Italian crisis set to linger as press meeting called off
Italian prime minister Mario Monti has cancelled his traditional end-of-year press conference, scheduled for tomorrow, an indication that the government crisis will drag on, probably up to Christmas Eve.
It had been widely anticipated that following the approval of the budget, President Giorgio Napolitano would dissolve parliament, possibly tomorrow morning. Then Mr Monti, who offered his “irrevocable” resignation two weeks ago, would be free to finally declare his own immediate intentions.
When he does face the press, Mr Monti is expected to announce that he is about to relinquish his “technocrat” super partes role by lending his name to a centrist electoral list in the upcoming general election.
However, the budget’s progress through parliament has been slower than anticipated, so it could be Saturday or Sunday before it is approved. Centre-left PD figures yesterday accused former prime minister Silvio Berlusconi of deliberately slowing its passage through parliament to suit his own electoral purposes.
Mr Monti believes it would be incorrect of him to announce his own political plans until his mandate as technocratic head of a cross-party government is formally ended.
In the meantime, he held a meeting at government house yesterday with several key figures in the centrist group, Towards the Third Republic, to which he may lend his name and his austerity agenda.
Among those to meet him were Ferrari president Luca Cordero di Montezemolo, UDC leader Pier Ferdinando Casini and Andrea Riccardi, the founder of the Sant’Egidio lay movement and a minister in the Monti cabinet.
Others who may be tempted to join the Lista Monti include a number of PDL dissidents such as lower house speaker Gianfranco Fini and former interior minister Beppe Pisanu.
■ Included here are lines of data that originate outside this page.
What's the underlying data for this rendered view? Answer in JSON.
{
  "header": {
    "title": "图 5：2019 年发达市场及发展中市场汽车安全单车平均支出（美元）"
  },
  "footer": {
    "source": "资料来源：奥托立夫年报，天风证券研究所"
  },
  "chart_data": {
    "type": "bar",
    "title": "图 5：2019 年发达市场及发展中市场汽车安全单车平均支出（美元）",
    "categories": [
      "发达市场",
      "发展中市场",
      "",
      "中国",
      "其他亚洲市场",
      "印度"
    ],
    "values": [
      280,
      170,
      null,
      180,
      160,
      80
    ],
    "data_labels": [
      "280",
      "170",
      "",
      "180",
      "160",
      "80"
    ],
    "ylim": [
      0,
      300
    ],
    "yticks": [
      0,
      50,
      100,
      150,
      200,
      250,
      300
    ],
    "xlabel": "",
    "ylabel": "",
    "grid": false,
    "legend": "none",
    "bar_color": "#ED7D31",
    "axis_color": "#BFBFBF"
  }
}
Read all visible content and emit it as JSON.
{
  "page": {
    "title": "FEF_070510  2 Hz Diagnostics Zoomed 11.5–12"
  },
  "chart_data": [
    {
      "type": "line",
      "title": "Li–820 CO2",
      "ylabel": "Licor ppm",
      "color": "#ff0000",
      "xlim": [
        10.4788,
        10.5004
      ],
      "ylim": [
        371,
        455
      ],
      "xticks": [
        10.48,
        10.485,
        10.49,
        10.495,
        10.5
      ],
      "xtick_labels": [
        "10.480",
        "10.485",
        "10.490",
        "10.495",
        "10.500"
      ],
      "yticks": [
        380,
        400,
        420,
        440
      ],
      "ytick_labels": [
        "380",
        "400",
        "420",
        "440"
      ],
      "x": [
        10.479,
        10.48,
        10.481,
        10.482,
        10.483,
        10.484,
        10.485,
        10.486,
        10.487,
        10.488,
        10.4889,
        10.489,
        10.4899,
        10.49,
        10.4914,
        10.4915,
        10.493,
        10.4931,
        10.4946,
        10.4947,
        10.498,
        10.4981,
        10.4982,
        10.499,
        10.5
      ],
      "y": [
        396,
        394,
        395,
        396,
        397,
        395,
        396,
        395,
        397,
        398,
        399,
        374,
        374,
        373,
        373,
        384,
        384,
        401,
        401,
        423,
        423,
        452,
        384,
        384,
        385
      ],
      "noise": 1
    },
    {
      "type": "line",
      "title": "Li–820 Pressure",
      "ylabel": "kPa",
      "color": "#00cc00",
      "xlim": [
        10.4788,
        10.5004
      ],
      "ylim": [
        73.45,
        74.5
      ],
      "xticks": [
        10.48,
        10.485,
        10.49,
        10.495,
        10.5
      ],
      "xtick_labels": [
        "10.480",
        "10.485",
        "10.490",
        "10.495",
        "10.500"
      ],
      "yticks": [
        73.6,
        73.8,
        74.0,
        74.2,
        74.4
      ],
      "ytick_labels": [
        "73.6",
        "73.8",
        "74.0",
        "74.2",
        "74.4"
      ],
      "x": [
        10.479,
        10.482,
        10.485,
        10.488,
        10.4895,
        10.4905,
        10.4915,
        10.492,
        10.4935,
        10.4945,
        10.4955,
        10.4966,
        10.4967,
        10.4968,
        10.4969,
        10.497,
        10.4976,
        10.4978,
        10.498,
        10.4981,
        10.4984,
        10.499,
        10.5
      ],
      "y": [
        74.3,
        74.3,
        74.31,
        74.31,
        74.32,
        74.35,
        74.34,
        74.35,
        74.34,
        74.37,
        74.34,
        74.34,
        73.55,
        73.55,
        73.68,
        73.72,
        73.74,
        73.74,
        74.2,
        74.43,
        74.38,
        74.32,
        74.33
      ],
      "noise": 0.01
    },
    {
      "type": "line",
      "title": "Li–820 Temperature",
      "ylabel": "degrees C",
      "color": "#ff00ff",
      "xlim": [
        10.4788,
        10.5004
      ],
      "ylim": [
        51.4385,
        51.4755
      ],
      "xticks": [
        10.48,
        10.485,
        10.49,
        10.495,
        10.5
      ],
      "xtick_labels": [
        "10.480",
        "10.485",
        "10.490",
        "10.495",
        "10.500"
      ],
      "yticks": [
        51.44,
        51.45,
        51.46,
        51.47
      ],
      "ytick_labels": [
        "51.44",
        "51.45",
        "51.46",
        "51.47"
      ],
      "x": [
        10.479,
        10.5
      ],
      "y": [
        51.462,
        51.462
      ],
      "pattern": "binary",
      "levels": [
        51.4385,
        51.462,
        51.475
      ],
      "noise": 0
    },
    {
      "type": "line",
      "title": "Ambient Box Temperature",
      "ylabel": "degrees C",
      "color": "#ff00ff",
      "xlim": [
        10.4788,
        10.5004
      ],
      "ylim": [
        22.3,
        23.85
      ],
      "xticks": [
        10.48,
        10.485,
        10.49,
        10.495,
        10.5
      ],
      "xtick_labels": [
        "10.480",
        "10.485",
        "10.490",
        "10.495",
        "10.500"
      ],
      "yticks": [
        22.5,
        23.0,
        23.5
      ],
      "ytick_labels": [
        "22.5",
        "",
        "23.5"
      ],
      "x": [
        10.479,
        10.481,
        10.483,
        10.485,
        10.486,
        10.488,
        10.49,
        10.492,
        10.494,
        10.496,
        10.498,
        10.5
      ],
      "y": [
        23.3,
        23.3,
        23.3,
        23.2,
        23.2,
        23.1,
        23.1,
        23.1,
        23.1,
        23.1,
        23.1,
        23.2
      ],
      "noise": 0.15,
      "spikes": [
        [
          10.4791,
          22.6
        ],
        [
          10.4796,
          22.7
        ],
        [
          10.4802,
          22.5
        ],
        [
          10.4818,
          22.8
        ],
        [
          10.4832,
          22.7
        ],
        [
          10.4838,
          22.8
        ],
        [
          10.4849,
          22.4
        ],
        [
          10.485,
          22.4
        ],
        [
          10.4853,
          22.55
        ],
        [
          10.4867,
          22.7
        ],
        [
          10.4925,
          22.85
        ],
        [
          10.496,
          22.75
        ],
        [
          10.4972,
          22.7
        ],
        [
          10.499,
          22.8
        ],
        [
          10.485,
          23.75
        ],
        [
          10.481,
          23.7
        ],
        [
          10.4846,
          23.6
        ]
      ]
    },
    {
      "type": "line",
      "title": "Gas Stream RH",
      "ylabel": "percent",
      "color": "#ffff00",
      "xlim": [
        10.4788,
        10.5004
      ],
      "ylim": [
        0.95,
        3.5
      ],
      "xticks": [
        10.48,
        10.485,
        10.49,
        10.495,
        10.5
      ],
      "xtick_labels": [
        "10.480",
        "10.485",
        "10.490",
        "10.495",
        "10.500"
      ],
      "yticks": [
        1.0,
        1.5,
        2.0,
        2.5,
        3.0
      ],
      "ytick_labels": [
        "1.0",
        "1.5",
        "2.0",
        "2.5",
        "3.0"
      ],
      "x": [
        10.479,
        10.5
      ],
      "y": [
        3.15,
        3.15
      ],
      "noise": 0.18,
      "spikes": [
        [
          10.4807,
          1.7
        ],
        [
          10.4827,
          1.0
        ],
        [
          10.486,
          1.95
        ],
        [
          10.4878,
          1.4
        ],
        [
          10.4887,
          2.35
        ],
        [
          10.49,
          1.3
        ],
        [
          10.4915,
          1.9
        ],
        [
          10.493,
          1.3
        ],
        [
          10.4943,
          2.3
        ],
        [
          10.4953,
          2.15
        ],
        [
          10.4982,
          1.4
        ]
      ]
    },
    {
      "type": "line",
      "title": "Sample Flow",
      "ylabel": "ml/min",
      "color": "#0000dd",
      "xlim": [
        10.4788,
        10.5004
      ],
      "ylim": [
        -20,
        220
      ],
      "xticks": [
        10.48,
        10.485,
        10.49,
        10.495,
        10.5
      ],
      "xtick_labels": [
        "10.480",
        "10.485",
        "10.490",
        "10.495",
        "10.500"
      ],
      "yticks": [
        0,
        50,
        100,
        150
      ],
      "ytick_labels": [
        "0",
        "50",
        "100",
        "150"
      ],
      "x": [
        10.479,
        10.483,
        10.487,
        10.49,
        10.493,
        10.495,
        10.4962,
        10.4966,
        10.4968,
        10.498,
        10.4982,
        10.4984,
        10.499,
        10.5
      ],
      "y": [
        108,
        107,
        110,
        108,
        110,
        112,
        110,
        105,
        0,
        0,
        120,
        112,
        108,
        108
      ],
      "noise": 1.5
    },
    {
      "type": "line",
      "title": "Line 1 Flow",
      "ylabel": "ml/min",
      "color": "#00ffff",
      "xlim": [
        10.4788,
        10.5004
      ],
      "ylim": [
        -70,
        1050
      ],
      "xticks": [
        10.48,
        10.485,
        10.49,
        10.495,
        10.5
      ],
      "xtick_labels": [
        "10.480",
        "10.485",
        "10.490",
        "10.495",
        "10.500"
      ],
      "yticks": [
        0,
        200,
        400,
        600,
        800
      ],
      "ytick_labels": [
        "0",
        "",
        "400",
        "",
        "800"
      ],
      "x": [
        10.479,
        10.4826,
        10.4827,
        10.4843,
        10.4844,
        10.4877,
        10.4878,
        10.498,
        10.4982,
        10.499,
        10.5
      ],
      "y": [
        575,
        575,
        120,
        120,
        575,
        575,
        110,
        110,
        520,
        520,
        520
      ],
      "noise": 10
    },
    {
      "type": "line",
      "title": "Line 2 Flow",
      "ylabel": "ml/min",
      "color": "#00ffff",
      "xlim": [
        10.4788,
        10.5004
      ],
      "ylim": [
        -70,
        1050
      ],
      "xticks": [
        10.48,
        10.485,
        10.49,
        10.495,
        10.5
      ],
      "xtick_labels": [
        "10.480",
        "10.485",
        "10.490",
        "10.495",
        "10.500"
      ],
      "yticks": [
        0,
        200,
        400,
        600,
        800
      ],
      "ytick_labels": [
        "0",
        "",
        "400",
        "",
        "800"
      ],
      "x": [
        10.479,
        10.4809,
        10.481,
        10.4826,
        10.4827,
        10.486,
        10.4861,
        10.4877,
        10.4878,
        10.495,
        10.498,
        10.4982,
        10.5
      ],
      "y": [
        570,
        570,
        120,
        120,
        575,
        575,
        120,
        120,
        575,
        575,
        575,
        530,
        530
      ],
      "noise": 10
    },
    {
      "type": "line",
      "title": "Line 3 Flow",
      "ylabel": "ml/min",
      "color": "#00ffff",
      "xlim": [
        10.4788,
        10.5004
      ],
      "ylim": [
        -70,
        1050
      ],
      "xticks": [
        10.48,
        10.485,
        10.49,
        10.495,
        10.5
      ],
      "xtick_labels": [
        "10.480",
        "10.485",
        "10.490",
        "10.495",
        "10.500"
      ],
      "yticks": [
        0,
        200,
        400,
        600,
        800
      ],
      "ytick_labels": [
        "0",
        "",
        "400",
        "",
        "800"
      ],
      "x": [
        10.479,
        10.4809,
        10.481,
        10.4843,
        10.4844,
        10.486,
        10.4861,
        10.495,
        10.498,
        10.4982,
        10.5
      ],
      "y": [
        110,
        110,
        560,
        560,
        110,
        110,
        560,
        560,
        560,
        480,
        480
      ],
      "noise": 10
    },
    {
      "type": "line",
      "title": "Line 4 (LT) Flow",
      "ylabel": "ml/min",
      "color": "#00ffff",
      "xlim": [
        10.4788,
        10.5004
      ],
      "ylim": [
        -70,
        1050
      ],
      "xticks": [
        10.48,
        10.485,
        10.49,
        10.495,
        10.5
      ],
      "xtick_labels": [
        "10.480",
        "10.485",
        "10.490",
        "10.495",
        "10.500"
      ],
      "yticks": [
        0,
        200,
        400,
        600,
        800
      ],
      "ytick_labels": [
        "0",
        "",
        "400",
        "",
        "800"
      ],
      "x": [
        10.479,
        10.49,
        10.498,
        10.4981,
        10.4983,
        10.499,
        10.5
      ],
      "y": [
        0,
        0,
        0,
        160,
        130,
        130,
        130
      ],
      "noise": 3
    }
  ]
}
While Mr Monti remains tight-lipped about his intentions, the same can hardly be said of Mr Berlusconi, whose PDL party was instrumental in the downfall of the Monti government. In yet another lengthy TV interview/ address, Mr Berlusconi suggested that, given time, he might himself poll 40 per cent of the vote. He said he was “the only one in Europe who understands anything about economics”, unlike all those “professional politicians and trade unionists such as Merkel and her sidekick, Sarkozy”.